When 5-year-old Calvin Owens finally went outside after more than a month, he met up with his canine friend Hadley on a Cincinnati Children’s Hospital patio. Even though the boy was tethered to equipment with wires and tubes, he stood near his wheelchair long enough to toss her a ball, and he smiled as she ran to retrieve it, according to the hospital’s handlers and caregivers.

Hadley is one of four facility dogs at Cincinnati Children’s, a program that staff and researchers describe as different from the volunteer therapy dogs brought in to comfort patients. Instead, facility dogs are specially trained and work as full-time caregivers, providing emotional support during stressful procedures, motivating children to move around, and making hospitals feel less intimidating, experts say.

“These dogs are making a real difference,” said Kerri Rodriguez, director of the Human-Animal Bond Lab at the University of Arizona, describing the role the animals can play for children and families in clinical settings. She said the dogs can provide “a little bit of normalcy, a little bit of comfort, in a really stressful, sterile environment that kids might not feel comfortable in.”

Rodriguez said research also supports those claims, including findings that even short interactions can improve children’s overall well-being and reduce signs of stress such as cortisol and blood pressure. She cited earlier work that looked across multiple children’s hospitals, along with a 2021 study in the Journal of Pediatric Nursing that linked animal-assisted therapies with benefits for controlling pain and blood pressure in children and teens. Other research she described also connects the approaches with reduced anxiety and pain and potential improvements in heart and lung function.

One reason the programs are expanding, Rodriguez said, is that children’s hospitals tend to account for much of the growth in facility-dog initiatives. She pointed to the annual Facility Dog Summit, where handlers and other participants network, saying attendance nearly doubled from 2024 to 2025. She also noted that while other kinds of hospitals may use facility dogs, children’s hospitals have driven much of the expansion in these programs.

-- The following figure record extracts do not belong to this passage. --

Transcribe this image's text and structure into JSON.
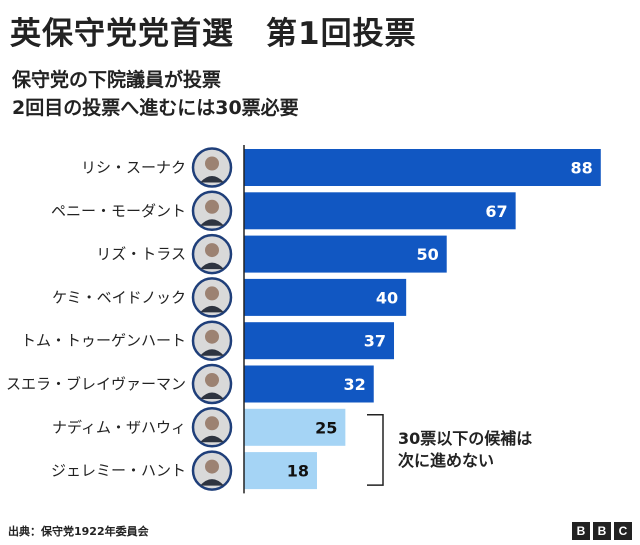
{
  "header": {
    "title": "英保守党党首選　第1回投票",
    "subtitle_line1": "保守党の下院議員が投票",
    "subtitle_line2": "2回目の投票へ進むには30票必要"
  },
  "colors": {
    "advance": "#1157c2",
    "eliminated": "#a5d4f5",
    "axis": "#222222"
  },
  "chart_data": {
    "type": "bar",
    "orientation": "horizontal",
    "title": "英保守党党首選　第1回投票",
    "categories": [
      "リシ・スーナク",
      "ペニー・モーダント",
      "リズ・トラス",
      "ケミ・ベイドノック",
      "トム・トゥーゲンハート",
      "スエラ・ブレイヴァーマン",
      "ナディム・ザハウィ",
      "ジェレミー・ハント"
    ],
    "values": [
      88,
      67,
      50,
      40,
      37,
      32,
      25,
      18
    ],
    "threshold": 30,
    "xlim": [
      0,
      92
    ],
    "annotation": {
      "line1": "30票以下の候補は",
      "line2": "次に進めない"
    }
  },
  "footer": {
    "source": "出典：保守党1922年委員会",
    "logo_letters": [
      "B",
      "B",
      "C"
    ]
  }
}
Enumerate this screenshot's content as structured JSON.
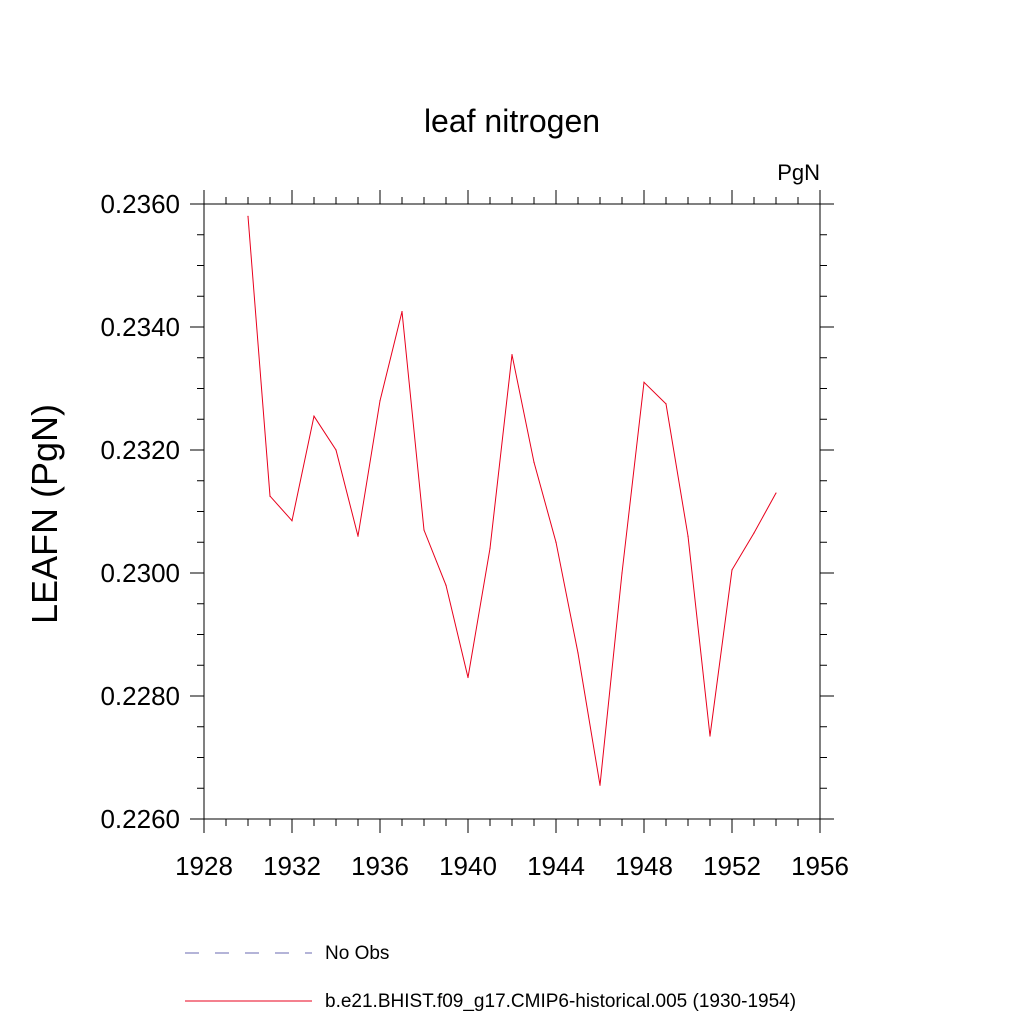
{
  "chart_data": {
    "type": "line",
    "title": "leaf nitrogen",
    "units": "PgN",
    "ylabel": "LEAFN  (PgN)",
    "xlabel": "",
    "xlim": [
      1928,
      1956
    ],
    "ylim": [
      0.226,
      0.236
    ],
    "xticks": [
      "1928",
      "1932",
      "1936",
      "1940",
      "1944",
      "1948",
      "1952",
      "1956"
    ],
    "yticks": [
      "0.2260",
      "0.2280",
      "0.2300",
      "0.2320",
      "0.2340",
      "0.2360"
    ],
    "grid": false,
    "series": [
      {
        "name": "b.e21.BHIST.f09_g17.CMIP6-historical.005 (1930-1954)",
        "color": "#e8001c",
        "style": "solid",
        "x": [
          1930,
          1931,
          1932,
          1933,
          1934,
          1935,
          1936,
          1937,
          1938,
          1939,
          1940,
          1941,
          1942,
          1943,
          1944,
          1945,
          1946,
          1947,
          1948,
          1949,
          1950,
          1951,
          1952,
          1953,
          1954
        ],
        "values": [
          0.2358,
          0.23125,
          0.23085,
          0.23255,
          0.232,
          0.2306,
          0.2328,
          0.23425,
          0.2307,
          0.2298,
          0.2283,
          0.2304,
          0.23355,
          0.2318,
          0.2305,
          0.2287,
          0.22655,
          0.23,
          0.2331,
          0.23275,
          0.2306,
          0.22735,
          0.23005,
          0.23065,
          0.2313
        ]
      }
    ],
    "legend": {
      "placement": "bottom",
      "entries": [
        {
          "label": "No Obs",
          "color": "#6a6ab0",
          "style": "dashed"
        },
        {
          "label": "b.e21.BHIST.f09_g17.CMIP6-historical.005 (1930-1954)",
          "color": "#e8001c",
          "style": "solid"
        }
      ]
    }
  }
}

Cincinnati Children’s receives facility dogs through nonprofits such as Canine Companions, which breeds, raises, and trains dogs and then places them with hospital staff while still owning the animals. Rodriguez said the cost model typically means hospitals do not pay for the dogs themselves, but do cover ongoing expenses like food and veterinary care, which can add up—especially because many facility dogs are larger breeds such as Labradors or golden retrievers—so hospitals often fundraise or apply for grants.

Staff also described how facility dogs work within hospital infection-control limits. At Cincinnati Children’s, for example, Hadley is bathed twice a month because she works in the cancer and blood diseases area, where kids can have reduced immunity, and handlers use leashes and balls designed to be cleaned. People must sanitize hands before and after touching the dogs, and if a patient is in isolation, the dog stays outside the room—except when a dying child wants a dog close, and caregivers say comfort needs can outweigh germ concerns in those cases.

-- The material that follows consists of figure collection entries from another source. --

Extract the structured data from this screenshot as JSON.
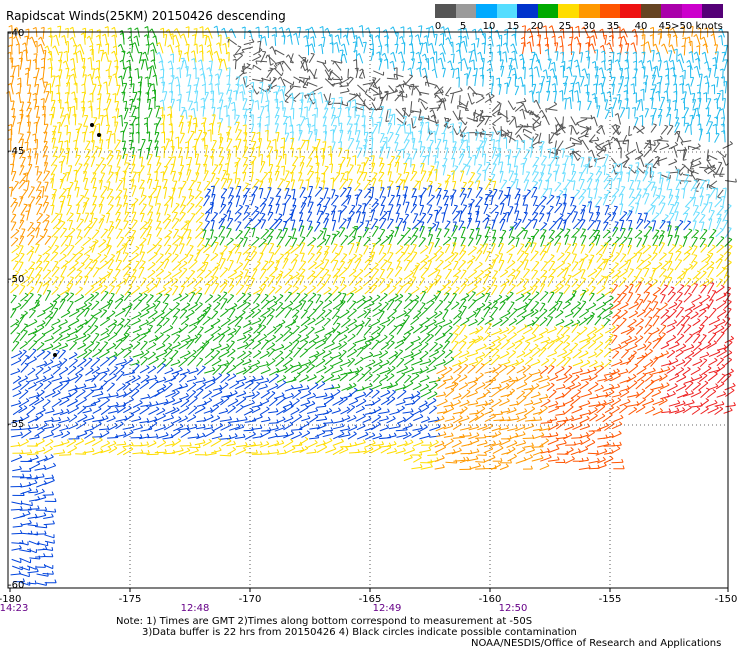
{
  "title": "Rapidscat Winds(25KM) 20150426 descending",
  "legend": {
    "colors": [
      "#555555",
      "#9a9a9a",
      "#00aaff",
      "#55ddff",
      "#0033cc",
      "#00aa00",
      "#ffdd00",
      "#ff9900",
      "#ff5500",
      "#ee1111",
      "#664422",
      "#aa00aa",
      "#cc00cc",
      "#550077"
    ],
    "labels": [
      "0",
      "5",
      "10",
      "15",
      "20",
      "25",
      "30",
      "35",
      "40",
      "45",
      ">50 knots"
    ]
  },
  "axes": {
    "lat_labels": [
      "-40",
      "-45",
      "-50",
      "-55",
      "-60"
    ],
    "lon_labels": [
      "-180",
      "-175",
      "-170",
      "-165",
      "-160",
      "-155",
      "-150"
    ]
  },
  "time_labels": [
    "14:23",
    "12:48",
    "12:49",
    "12:50"
  ],
  "notes": {
    "line1": "Note: 1) Times are GMT 2)Times along bottom correspond to measurement at -50S",
    "line2": "3)Data buffer is 22 hrs from 20150426 4) Black circles indicate possible contamination",
    "credit": "NOAA/NESDIS/Office of Research and Applications"
  }
}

A day with Hadley begins when handler Schellie Scott arrives at the hospital; Scott, a child life assistant, said her job is to help keep patients’ lives as normal as possible. Before entering patient areas, the dogs get time to run: on a recent morning, Hadley raced around a grassy play area with a canine co-worker, Grover. Scott said Hadley gets so excited she shakes her head as she tosses balls herself, and she described the dog’s energy with the line, “Hadley loves life,” adding, “Hadley lives big.”

Inside the hospital, staff said the dogs draw attention from patients and families in ways that include closed-circuit television shows filmed by the hospital, holiday-themed photos along hallways, and mailboxes where children can send letters and receive replies. Caregivers also create materials for children, such as trading cards with details like breed and birthday, bandanas for decorating, and books that explain procedures or treatments kids are about to undergo.

For patients, handlers describe the dogs as a steady presence during longer stays and demanding treatments. Aspen Franklin, 14, who has been coming to the hospital since she was a toddler for a life-threatening immune disorder, said of Hadley, “She has a calming presence,” adding, “That is a comfort to me.” When Aspen recently had weeks of hospitalization, staff said Hadley sometimes snuggled beside her in bed, and for a bone marrow transplant, Hadley spent time with Aspen and with visiting siblings, including when Aspen’s younger brother Emory donated his cells. Aspen’s mother, Brittney Franklin, said having Hadley around was “really nice because they’re away from their animals at home.”

Hadley also meets patients as they recover and regain strength. After Calvin went inside, Hadley greeted 11-year-old Bethany Striggles, who finished chemotherapy for bone cancer; the girl threw a ball down the hallway for Hadley, and when the dog retrieved it and returned it gently, Bethany rewarded her with an ice pop. Bethany said, “She helps me exercise more,” adding, “She’s energetic and happy and always likes to see me.”

The facility-dog workday does end, staff said, with Hadley eventually returning to a room referred to as her lair, where she has treats, toys, and a large dog bed. Above the bed, caregivers have posted drawings and notes, including a message on orange construction paper with a pink handprint that reads, “Thank you for being my BEST FRIEND.”